Tuesday, September 17, 2013

Rex Rising (Chrystalla Thoma)

Rex Rising
(The Elei's Chronicles series, Book 1)
Chrystalla Thoma
Amazon Digital Services
Fiction, YA Sci-Fi
** (Bad)


DESCRIPTION: For generations, the World of the Seven Islands has suffered beneath the Gultur regime. Created by a parasite, one of many infesting the Seven Islands, the all-female Gulturs are strong, smart, and half-mad... and now, they're slowly moving to exterminate the "lesser" humans. The resistance group known as the Undercurrent fights them, but so long as the parasite Regina that created the Gultur remains undefeatable, their efforts are doomed to failure. Legend tells of a "sleeping king," a parasite capable of matching or even overwhelming Regina, but those few brave enough to seek it die by Gultur force.
Elei was found in a garbage heap as a boy, dying from one of the many deadly, mutating parasites of the Seven Islands. His life saved by another parasite, he eventually found his way off of the streets and into a job as driver for Pelia, a scientist secretly working for the Undercurrent. But she was betrayed, gunned down by her own people. Wounded and alone, clinging to a name and address Pelia gave him in her final moments, Elei becomes a hunted boy. Pelia was working on a cure for Regina, and was rumored to have actually found the legendary Rex parasite - and both the Gultur and the Undercurrent will do anything to discover where she hid it.

REVIEW: I hate books about unpleasant people in unpleasant places doing unlikeable things.
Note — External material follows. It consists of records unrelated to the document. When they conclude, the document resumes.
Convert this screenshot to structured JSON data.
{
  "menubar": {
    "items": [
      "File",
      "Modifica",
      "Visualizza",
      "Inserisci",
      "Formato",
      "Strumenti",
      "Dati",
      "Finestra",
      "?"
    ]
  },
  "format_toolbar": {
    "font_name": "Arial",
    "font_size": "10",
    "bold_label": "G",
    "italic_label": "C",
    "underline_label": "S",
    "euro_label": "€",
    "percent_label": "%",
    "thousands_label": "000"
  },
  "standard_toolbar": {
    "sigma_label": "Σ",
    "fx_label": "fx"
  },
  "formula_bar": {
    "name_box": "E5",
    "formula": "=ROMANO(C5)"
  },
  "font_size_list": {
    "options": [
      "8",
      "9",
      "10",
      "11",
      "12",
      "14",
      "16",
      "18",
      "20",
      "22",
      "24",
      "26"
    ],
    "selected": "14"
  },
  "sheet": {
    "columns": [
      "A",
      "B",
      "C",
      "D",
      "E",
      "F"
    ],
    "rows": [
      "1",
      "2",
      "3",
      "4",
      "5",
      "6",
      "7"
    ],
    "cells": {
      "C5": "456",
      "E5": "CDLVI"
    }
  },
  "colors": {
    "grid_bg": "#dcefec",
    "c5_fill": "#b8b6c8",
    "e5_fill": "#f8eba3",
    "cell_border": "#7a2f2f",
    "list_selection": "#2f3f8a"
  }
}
Unfortunately, I was sucked in by the promising premise: parasites capable of remaking humans into specialized races to propagate themselves. Thus, I found myself picking my way through a filthy world, following a main character who spent more than half the book incapacitated by injury or illness or his own relentless pessimism (not to mention basic stupidity), helpfully lugged around by other characters who inexplicably didn't write him off as deadweight. I lost track of how many neon-bright clues Elei repeatedly ignored, too mired in his own selfish misery to pay attention to the world around him... though that world was so thoroughly unpleasant a place to be that I couldn't entirely blame him for not caring about its fate. Nobody trusts anyone, here, a pall of paranoia echoing the atmosphere of moral decay and hopeless oppression (not to mention some backhanded sexism - the evil, corrupt all-woman race exterminating men as unnecessary, which needs a masculine force to overwhelm it lest it do more damage to the world) that lays thick over the entire world. Speaking of the World of the Seven Islands, Thoma makes up many words, many of which seem little more than "smeerps" (invented words for otherwise mundane things just to sound otherworldly), then goes on to have characters wear polo shirts and jeans in a world that appears to have neither polo nor cotton. Was this supposed to be a post-apocolyptic Earth, then, or just another world that invented sports-based fashion while lacking the sport that inspired it? Being Book 1 of a series, naturally large portions of the mytharc were left up in the air. By the end, I still didn't care about anyone or anything in the book; I just wanted it to be over.